Guitar Models

 


Mod-D

OM & OOO

Studio

Jumbo

OO


Most of the guitars that I make are one version or another of today’s commonly produced and familiar guitar shapes.  However, most of the traditional models for steel string guitars – which have been an American invention – were initially factory creations and, as such, have always looked a bit clunky to me.  Their shapes seem an awkward mix of flat spots and inconsistent curves — like a tire that can’t make up its mind as to whether it’s going flat or not.  But then again, timeless beauty is not what any of these seem to have been about.  In any event, I’ve streamlined my guitars’ shapes so that their lines flow more easily and with greater beauty.

I might add, by way of historical perspective, that the Spanish guitar (the classical guitar) emerged out of a very different aesthetic tradition.  European stringed instruments (lutes, citterns, guitars, violins and violas, cellos, mandolins, etc.) came out of an artistic and even commercial culture of things that were handmade that placed value on things like visual aesthetics, pleasing line, balance and proportion, etc.  They were chasing beauty at least as much as the bottom line.

 

Mod-D/M.D./Modified Dreadnought


The
Mod-D. or M.D. (Modified Dreadnought) is my proprietary shape; it grew out of the very traditional Martin Dreadnought guitar.  That guitar was designed for musicians who stood when they played; my version is designed for musicians who sit.  As such, it offers a waist and a better center-of-balance.  This model was furthermore invented before luthiers were calling their own models showy names like the “Shenandoah”, the “Il Padrone”, the “Grand Tetons”, etc. (these are names I’ve thought up, by the way; I don’t think anyone actually uses them).  I had modified the canonical Dreadnought guitar, and simply called it the “modified dreadnought” at the time.  The name stuck.

 

OM & OOO


The
OM and OOO models are the same, except for the fact that the former has a 14-fret neck and the latter a 12-fret neck.  This has structural and tonal implications.

 

Studio


My
Studio model is the same as the Mod.
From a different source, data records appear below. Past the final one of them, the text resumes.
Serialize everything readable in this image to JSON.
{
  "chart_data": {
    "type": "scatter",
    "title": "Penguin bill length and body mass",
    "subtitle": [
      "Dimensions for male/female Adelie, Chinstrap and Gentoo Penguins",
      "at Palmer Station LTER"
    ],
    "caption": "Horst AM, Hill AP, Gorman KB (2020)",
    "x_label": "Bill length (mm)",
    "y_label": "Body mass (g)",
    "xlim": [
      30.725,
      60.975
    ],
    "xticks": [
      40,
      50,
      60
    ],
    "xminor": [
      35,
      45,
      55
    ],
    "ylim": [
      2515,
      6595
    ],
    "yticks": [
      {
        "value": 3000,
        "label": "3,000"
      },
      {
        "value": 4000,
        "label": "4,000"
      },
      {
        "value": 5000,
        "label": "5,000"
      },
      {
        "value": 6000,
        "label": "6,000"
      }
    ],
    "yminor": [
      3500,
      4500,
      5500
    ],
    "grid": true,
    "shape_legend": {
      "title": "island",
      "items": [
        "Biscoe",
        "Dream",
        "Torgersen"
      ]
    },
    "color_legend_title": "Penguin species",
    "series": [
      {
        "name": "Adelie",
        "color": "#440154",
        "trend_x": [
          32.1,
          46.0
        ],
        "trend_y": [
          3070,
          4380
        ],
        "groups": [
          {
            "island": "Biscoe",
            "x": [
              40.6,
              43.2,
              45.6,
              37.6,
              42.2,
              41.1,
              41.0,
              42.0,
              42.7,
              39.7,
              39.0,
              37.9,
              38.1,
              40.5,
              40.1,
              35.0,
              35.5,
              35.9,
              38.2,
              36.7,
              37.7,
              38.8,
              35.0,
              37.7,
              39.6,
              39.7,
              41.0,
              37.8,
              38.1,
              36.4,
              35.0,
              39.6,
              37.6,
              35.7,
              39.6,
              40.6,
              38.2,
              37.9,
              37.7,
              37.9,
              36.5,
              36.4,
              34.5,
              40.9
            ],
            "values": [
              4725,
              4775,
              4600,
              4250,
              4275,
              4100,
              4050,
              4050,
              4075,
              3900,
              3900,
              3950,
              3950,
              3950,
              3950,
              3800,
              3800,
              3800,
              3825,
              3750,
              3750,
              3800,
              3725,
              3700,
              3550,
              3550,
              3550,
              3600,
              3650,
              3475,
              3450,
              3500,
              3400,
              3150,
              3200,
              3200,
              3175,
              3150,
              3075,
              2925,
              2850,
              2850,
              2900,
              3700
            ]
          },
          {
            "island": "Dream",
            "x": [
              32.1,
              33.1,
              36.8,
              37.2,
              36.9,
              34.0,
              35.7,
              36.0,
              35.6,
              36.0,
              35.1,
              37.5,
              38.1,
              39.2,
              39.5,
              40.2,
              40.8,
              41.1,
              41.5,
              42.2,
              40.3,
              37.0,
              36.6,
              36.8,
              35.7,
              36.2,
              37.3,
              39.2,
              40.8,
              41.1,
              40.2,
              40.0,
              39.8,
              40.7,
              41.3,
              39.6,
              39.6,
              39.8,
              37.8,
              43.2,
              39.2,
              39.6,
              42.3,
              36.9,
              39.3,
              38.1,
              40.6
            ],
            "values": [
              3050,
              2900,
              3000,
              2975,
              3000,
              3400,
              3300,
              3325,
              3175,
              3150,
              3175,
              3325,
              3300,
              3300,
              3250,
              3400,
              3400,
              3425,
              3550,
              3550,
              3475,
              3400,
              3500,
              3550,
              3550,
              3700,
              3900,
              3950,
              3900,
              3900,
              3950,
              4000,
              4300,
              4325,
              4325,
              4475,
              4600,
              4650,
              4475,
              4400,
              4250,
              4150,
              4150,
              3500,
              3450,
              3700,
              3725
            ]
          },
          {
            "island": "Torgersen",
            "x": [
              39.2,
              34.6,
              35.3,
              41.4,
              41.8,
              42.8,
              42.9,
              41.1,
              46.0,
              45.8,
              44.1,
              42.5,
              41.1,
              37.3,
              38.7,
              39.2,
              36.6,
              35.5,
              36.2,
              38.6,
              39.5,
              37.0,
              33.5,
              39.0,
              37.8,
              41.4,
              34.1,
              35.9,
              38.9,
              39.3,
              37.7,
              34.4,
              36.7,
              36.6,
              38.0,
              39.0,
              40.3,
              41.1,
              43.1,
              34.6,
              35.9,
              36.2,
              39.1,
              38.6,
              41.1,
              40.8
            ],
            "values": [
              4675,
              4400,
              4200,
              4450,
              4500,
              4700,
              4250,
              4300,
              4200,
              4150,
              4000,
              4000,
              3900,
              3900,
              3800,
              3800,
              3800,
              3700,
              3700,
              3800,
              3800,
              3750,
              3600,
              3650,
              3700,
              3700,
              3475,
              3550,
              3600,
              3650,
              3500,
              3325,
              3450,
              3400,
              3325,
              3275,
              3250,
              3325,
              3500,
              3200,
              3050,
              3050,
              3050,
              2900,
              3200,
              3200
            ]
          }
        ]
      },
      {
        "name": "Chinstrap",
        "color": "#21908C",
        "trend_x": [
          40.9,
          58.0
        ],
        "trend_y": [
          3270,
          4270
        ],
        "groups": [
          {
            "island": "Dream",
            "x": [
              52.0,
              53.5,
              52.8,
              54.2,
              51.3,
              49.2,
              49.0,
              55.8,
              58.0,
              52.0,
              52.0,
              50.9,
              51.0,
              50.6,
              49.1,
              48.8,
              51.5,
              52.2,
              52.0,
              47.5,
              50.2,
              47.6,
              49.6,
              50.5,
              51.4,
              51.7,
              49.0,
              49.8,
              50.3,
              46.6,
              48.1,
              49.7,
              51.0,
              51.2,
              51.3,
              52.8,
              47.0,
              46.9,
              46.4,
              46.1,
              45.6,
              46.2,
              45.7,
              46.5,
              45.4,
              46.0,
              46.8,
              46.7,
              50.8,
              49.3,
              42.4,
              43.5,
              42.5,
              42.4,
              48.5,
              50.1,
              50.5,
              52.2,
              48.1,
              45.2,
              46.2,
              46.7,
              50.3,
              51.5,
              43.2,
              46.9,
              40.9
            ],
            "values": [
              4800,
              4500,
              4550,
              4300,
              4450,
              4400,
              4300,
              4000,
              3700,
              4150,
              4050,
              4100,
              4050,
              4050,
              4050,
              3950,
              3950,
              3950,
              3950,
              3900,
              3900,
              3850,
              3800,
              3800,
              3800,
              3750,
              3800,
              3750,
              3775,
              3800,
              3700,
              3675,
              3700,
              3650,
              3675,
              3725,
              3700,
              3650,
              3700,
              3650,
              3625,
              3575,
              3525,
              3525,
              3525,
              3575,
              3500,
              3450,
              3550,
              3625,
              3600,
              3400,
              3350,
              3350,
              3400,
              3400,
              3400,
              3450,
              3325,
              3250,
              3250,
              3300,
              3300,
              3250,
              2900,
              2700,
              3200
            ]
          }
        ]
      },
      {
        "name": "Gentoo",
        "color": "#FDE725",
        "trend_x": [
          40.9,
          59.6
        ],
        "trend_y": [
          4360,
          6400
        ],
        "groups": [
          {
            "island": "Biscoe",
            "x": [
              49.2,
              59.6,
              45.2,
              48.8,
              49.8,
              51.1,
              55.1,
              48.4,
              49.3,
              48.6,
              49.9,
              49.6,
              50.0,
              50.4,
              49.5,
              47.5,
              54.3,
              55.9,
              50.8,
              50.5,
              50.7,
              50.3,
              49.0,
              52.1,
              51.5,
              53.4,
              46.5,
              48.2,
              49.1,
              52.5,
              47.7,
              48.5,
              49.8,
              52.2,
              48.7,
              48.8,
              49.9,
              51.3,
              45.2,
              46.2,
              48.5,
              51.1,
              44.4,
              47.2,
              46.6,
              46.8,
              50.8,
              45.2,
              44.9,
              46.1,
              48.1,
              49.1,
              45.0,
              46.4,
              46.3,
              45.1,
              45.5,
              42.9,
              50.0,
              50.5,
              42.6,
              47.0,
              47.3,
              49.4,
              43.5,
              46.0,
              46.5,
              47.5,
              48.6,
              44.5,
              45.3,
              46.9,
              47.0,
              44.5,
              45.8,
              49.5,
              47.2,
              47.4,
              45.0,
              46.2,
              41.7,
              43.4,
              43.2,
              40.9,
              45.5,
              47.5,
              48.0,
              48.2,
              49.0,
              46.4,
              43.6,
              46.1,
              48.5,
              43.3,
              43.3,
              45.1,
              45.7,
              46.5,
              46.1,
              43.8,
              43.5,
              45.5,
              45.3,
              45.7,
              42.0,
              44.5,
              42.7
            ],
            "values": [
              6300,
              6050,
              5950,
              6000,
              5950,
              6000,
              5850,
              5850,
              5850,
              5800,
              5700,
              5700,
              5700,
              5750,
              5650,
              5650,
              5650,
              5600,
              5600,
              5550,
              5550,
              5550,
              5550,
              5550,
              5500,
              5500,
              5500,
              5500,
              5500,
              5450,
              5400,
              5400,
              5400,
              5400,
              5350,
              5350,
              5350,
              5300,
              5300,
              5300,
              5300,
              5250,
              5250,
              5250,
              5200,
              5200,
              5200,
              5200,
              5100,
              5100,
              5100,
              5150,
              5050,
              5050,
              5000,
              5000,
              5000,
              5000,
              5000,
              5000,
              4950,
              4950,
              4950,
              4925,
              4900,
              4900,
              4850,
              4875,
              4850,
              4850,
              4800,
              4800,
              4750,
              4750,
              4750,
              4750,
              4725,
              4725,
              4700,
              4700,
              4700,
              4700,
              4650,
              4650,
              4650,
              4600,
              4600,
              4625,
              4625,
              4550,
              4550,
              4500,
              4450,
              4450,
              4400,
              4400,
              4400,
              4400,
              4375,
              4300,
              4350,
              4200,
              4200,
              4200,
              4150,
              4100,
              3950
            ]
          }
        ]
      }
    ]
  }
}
D., but sized down 4%.  It is between the Dreadnought and the OM models in size, and very comfortable for people who like a bit of a smaller-bodied guitar.  It can be made in both 12- and 14-fret versions.

 

Jumbo

The Jumbo guitar is the largest commercially available guitar body.  I make two sizes of it; the first is for the six-string version; the second slightly larger one is for the 12-string version.  It can be made in both 12- and 14-fret versions.

 

OO


The
OO is my streamlined and visually improved version of the standard small-bodied OO guitar.  It can be made in both 12- and 14-fret versions.

 

I can also make the yet smaller Parlor and O guitars, or pretty much anything one might want.  I’ve made one-of-a-kind shapes for clients who have desired such a thing or need some particular ergonomic feature.  Such considerations add to the cost of a project, as I probably have to create new molds, templates, jigs, other infrastructure — and of course a custom-fitted case.  They can, of course, be made in both 12- and 14-fret versions.

 

Finally, I make darn good Classical and Flamenco guitars, despite the fact that I am much better known as a steel string guitar maker.